Pour honorer ses engagements et redresser la barre, l’exécutif congolais a réagi promptement en adoptant des « mesures correctives ». Concrètement, le gouvernement entend restructurer la trajectoire de ses finances publiques en rationalisant ses dépenses et en corrigeant les écarts liés à la marge de change appliquée par la Banque centrale du Congo (BCC). De plus, les autorités prévoient de sanctuariser l’enveloppe de leur récente émission d’Eurobond pour financer exclusivement les infrastructures publiques prioritaires à fort impact, évitant ainsi d’alourdir la dette publique qui demeure stable.

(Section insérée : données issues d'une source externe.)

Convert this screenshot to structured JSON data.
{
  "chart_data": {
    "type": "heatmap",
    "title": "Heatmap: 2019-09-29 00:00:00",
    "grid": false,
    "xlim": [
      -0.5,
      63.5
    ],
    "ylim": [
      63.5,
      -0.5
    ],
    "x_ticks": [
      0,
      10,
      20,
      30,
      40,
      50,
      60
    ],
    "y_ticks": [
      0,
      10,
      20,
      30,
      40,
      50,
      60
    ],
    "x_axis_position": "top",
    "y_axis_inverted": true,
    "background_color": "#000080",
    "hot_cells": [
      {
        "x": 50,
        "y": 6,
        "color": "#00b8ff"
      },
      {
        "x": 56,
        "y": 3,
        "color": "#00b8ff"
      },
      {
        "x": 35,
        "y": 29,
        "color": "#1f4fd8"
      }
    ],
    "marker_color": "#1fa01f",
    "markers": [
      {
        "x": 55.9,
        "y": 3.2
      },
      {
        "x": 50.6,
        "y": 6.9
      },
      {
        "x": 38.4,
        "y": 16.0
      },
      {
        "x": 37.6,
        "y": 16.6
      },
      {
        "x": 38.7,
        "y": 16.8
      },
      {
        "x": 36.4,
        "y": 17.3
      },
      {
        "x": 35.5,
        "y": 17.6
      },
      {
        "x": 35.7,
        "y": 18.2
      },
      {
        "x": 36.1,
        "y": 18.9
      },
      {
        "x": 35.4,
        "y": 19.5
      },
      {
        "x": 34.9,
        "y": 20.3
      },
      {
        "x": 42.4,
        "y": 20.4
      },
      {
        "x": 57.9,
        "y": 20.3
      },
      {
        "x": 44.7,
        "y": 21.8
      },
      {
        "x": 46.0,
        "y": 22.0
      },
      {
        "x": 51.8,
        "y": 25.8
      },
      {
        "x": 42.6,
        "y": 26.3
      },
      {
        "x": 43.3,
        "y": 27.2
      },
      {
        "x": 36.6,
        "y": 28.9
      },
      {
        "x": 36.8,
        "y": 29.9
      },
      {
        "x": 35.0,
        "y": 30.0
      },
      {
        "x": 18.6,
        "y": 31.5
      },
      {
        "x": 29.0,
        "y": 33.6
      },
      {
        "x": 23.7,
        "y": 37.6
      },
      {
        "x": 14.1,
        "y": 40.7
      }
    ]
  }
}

La feuille de route dictée par le FMI appelle à une discipline de fer. « L’activité économique en RDC demeure résiliente, soutenue par la solide performance du secteur minier », souligne Okamura, Directeur général adjoint. Pour pérenniser ces acquis, le FMI recommande à la BCC une « prudence monétaire appropriée » et une pause dans tout assouplissement. L’accélération des réformes structurelles et la sortie de la liste grise du GAFI restent les clés pour libérer le potentiel du secteur privé.